A ignorância técnica relativamente às produções de energia renovável tem sido incentivada pela irresponsabilidade e pela atitude mistificadora com que estas novas tecnologias têm sido abordadas pelo Governo e outros responsáveis, e de que o caso da central das ondas e dos automóveis eléctricos atrás referidos são exemplares. Não admira, por isso, que comecem a verificar-se alguns casos de aparecimento mediático fugaz de aventureiros invocando a invenção desta ou daquela tecnologia de que no entanto não são reveladas quaisquer referências, com o pretexto de “segredo industrial”, como uma alegada nova turbina eólica a ser comercialmente explorada na Ucrânia e descoberta por um empresário beirão, ou um alegado novo tipo de gerador para a energia das ondas por parte de um grupo de jovens alunos de licenciatura de Lisboa onde só dois são estudantes de electrotecnia e nem muito brilhantes, mas que mereceram grande promoção mediática e no último caso até prémios pecuniários. É neste quadro mistificador que se tem propagandeado a criação de clusters nacionais para a produção de equipamentos de energias renováveis, nomeadamente eólicos e solares, anunciando-se dezenas de milhar de empregos e uma “aposta” nacional estratégica no sector.
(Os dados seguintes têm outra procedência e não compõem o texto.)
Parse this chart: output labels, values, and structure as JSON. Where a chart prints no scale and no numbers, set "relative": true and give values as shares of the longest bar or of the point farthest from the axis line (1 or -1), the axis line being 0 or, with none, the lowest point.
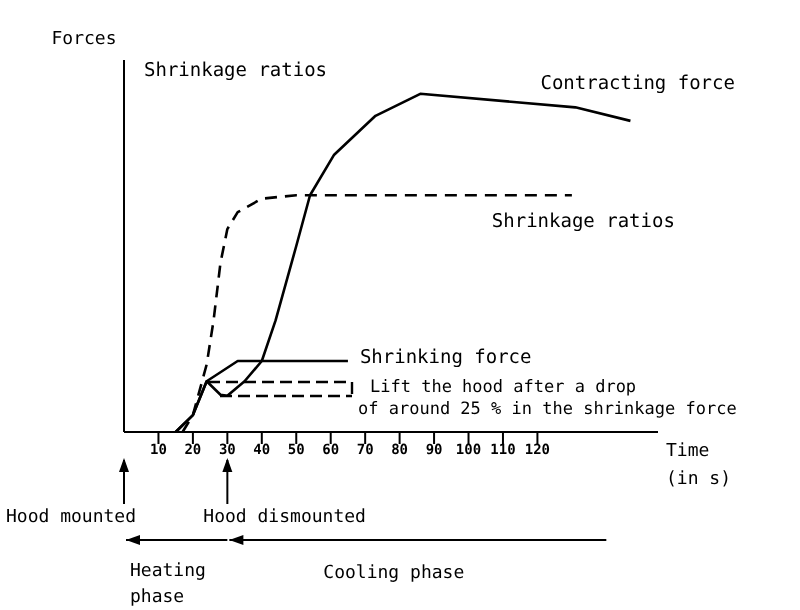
{
  "chart_data": {
    "type": "line",
    "relative": true,
    "ylabel": "Forces",
    "xlabel": "Time (in s)",
    "xlim": [
      0,
      155
    ],
    "xticks": [
      10,
      20,
      30,
      40,
      50,
      60,
      70,
      80,
      90,
      100,
      110,
      120
    ],
    "marker": "none",
    "series": [
      {
        "name": "Contracting force",
        "color": "#000000",
        "line_style": "solid",
        "x": [
          15,
          20,
          24,
          28,
          30,
          35,
          40,
          44,
          50,
          54,
          61,
          73,
          86,
          131,
          147
        ],
        "values": [
          0,
          0.05,
          0.15,
          0.11,
          0.107,
          0.15,
          0.21,
          0.33,
          0.55,
          0.7,
          0.82,
          0.935,
          1,
          0.96,
          0.92
        ]
      },
      {
        "name": "Shrinkage ratios",
        "color": "#000000",
        "line_style": "dashed",
        "x": [
          17,
          20,
          24,
          26,
          28,
          30,
          33,
          40,
          50,
          130
        ],
        "values": [
          0,
          0.05,
          0.2,
          0.33,
          0.5,
          0.6,
          0.65,
          0.69,
          0.7,
          0.7
        ]
      },
      {
        "name": "Shrinking force",
        "color": "#000000",
        "line_style": "solid",
        "x": [
          15,
          20,
          24,
          27,
          33,
          65
        ],
        "values": [
          0,
          0.05,
          0.15,
          0.17,
          0.21,
          0.21
        ]
      }
    ],
    "annotations": [
      "Shrinkage ratios",
      "Lift the hood after a drop of around 25 % in the shrinkage force",
      "Hood mounted",
      "Hood dismounted",
      "Heating phase",
      "Cooling phase"
    ]
  }
}
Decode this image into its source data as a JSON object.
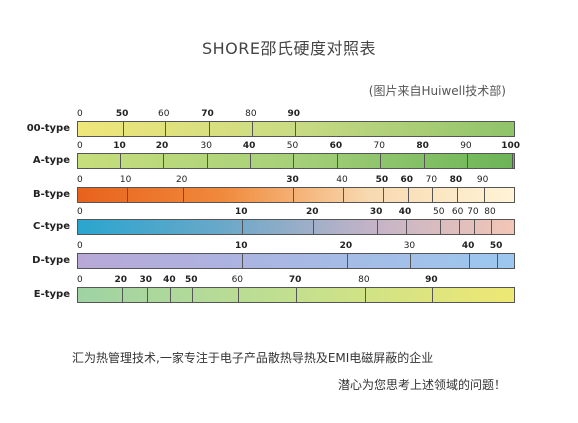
{
  "header": {
    "title": "SHORE邵氏硬度对照表",
    "subtitle": "(图片来自Huiwell技术部)"
  },
  "rows": [
    {
      "label": "00-type",
      "gradient": [
        "#f0e67a",
        "#c9db84",
        "#8fc36a"
      ],
      "ticks": [
        {
          "text": "0",
          "pos": 0,
          "bold": false
        },
        {
          "text": "50",
          "pos": 10.3,
          "bold": true
        },
        {
          "text": "60",
          "pos": 19.8,
          "bold": false
        },
        {
          "text": "70",
          "pos": 29.8,
          "bold": true
        },
        {
          "text": "80",
          "pos": 39.7,
          "bold": false
        },
        {
          "text": "90",
          "pos": 49.5,
          "bold": true
        }
      ]
    },
    {
      "label": "A-type",
      "gradient": [
        "#c7de7c",
        "#a6d07a",
        "#6bb457"
      ],
      "ticks": [
        {
          "text": "0",
          "pos": 0,
          "bold": false
        },
        {
          "text": "10",
          "pos": 9.7,
          "bold": true
        },
        {
          "text": "20",
          "pos": 19.4,
          "bold": true
        },
        {
          "text": "30",
          "pos": 29.5,
          "bold": false
        },
        {
          "text": "40",
          "pos": 39.3,
          "bold": true
        },
        {
          "text": "50",
          "pos": 49.2,
          "bold": false
        },
        {
          "text": "60",
          "pos": 59.1,
          "bold": true
        },
        {
          "text": "70",
          "pos": 69.0,
          "bold": false
        },
        {
          "text": "80",
          "pos": 78.9,
          "bold": true
        },
        {
          "text": "90",
          "pos": 88.8,
          "bold": false
        },
        {
          "text": "100",
          "pos": 99.0,
          "bold": true
        }
      ]
    },
    {
      "label": "B-type",
      "gradient": [
        "#e8621d",
        "#f08a3c",
        "#f8d9b0",
        "#fff4d6"
      ],
      "ticks": [
        {
          "text": "0",
          "pos": 0,
          "bold": false
        },
        {
          "text": "10",
          "pos": 11.1,
          "bold": false
        },
        {
          "text": "20",
          "pos": 23.9,
          "bold": false
        },
        {
          "text": "30",
          "pos": 49.2,
          "bold": true
        },
        {
          "text": "40",
          "pos": 60.5,
          "bold": false
        },
        {
          "text": "50",
          "pos": 69.6,
          "bold": true
        },
        {
          "text": "60",
          "pos": 75.3,
          "bold": true
        },
        {
          "text": "70",
          "pos": 80.9,
          "bold": false
        },
        {
          "text": "80",
          "pos": 86.5,
          "bold": true
        },
        {
          "text": "90",
          "pos": 92.6,
          "bold": false
        }
      ]
    },
    {
      "label": "C-type",
      "gradient": [
        "#2aa5cf",
        "#6aa8c9",
        "#c2b3c8",
        "#f3c6b6"
      ],
      "ticks": [
        {
          "text": "0",
          "pos": 0,
          "bold": false
        },
        {
          "text": "10",
          "pos": 37.5,
          "bold": true
        },
        {
          "text": "20",
          "pos": 53.7,
          "bold": true
        },
        {
          "text": "30",
          "pos": 68.3,
          "bold": true
        },
        {
          "text": "40",
          "pos": 74.9,
          "bold": true
        },
        {
          "text": "50",
          "pos": 82.6,
          "bold": false
        },
        {
          "text": "60",
          "pos": 86.9,
          "bold": false
        },
        {
          "text": "70",
          "pos": 90.4,
          "bold": false
        },
        {
          "text": "80",
          "pos": 94.3,
          "bold": false
        }
      ]
    },
    {
      "label": "D-type",
      "gradient": [
        "#b8a8d8",
        "#a8b8e4",
        "#9cc8ef"
      ],
      "ticks": [
        {
          "text": "0",
          "pos": 0,
          "bold": false
        },
        {
          "text": "10",
          "pos": 37.5,
          "bold": true
        },
        {
          "text": "20",
          "pos": 61.4,
          "bold": true
        },
        {
          "text": "30",
          "pos": 75.9,
          "bold": false
        },
        {
          "text": "40",
          "pos": 89.3,
          "bold": true
        },
        {
          "text": "50",
          "pos": 95.7,
          "bold": true
        }
      ]
    },
    {
      "label": "E-type",
      "gradient": [
        "#9ed3a4",
        "#c3e08e",
        "#eee874"
      ],
      "ticks": [
        {
          "text": "0",
          "pos": 0,
          "bold": false
        },
        {
          "text": "20",
          "pos": 10.0,
          "bold": true
        },
        {
          "text": "30",
          "pos": 15.7,
          "bold": true
        },
        {
          "text": "40",
          "pos": 21.1,
          "bold": true
        },
        {
          "text": "50",
          "pos": 26.1,
          "bold": true
        },
        {
          "text": "60",
          "pos": 36.6,
          "bold": false
        },
        {
          "text": "70",
          "pos": 49.8,
          "bold": true
        },
        {
          "text": "80",
          "pos": 65.5,
          "bold": false
        },
        {
          "text": "90",
          "pos": 80.9,
          "bold": true
        }
      ]
    }
  ],
  "footer": {
    "line1": "汇为热管理技术,一家专注于电子产品散热导热及EMI电磁屏蔽的企业",
    "line2": "潜心为您思考上述领域的问题！"
  }
}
Ora a verdade é que a tecnologia das turbinas eólicas leva já perto de um século de Investigação e Desenvolvimento internacional, tendo escapado inteiramente ao interesse português, com excepção de alguns empenhados académicos que, todavia, nunca foram envolvidos nos actuais projectos nacionais (como o não foram os especialistas de longa data na central de ondas do Pico). E, por outro lado, a respectiva tecnologia tem sido objecto de acesas guerras internacionais de patentes que proibiram o acesso ao mercado americano, até 2010, do industrial alemão escolhido pelo Governo português para parceiro no respectivo cluster.
Neste contexto, é evidente que a participação nacional numa indústria de turbinas eólicas não pode ser senão acessória, e como quase todos os países que pudessem ser mercados de exportação importantes para esta produção têm exigido a montagem no seu território dessas turbinas, não se vê como se possa sustentar a prazo a existência do referido cluster. Ora na verdade, embora o líder desse cluster prometa a criação de “dezenas de milhar de empregos”, os números disponíveis em instituições internacionais credíveis apontam para a criação, até ao presente, de menos de 3000 empregos, numa produção destinada a um mercado nacional que atingirá em breve a saturação.
Logro similar se tem verificado com a construção dos novos aproveitamentos hidroeléctricos, para os quais também se fala na criação de “dezenas de milhar de empregos”, escamoteando que se tratam na esmagadora maioria de empregos transitórios, na construção civil das barragens e apenas durante parte dos 4 anos que dura a de cada uma, em geral em condições de alojamento em locais isolados e com ordenados tão baixos que só tornam esses empregos atractivos a uma maioria de trabalhadores imigrantes. Em qualquer dos casos, não são empregos sustentáveis e muito menos de qualidade.
Pelo contrário, nas fileiras da biomassa, que tem um enorme peso na produção de energias renováveis no norte da Europa e que é diminuto em Portugal, nas dos biogás, nas dos Resíduos Sólidos e na dos biocombustíveis, sectores que requerem uma ocupação de mão-de-obra permanente em quantidade e que se podem articular sustentadamente com outras actividades, nomeadamente agrícolas e florestais, não tem havido “aposta”. Nem têm sido considerados os estudos que demonstram que aos empregos temporários criados na fase de investimento das instalações de energia renovável se segue a destruição de empregos duradouros resultante da subida decorrente dos custos da electricidade.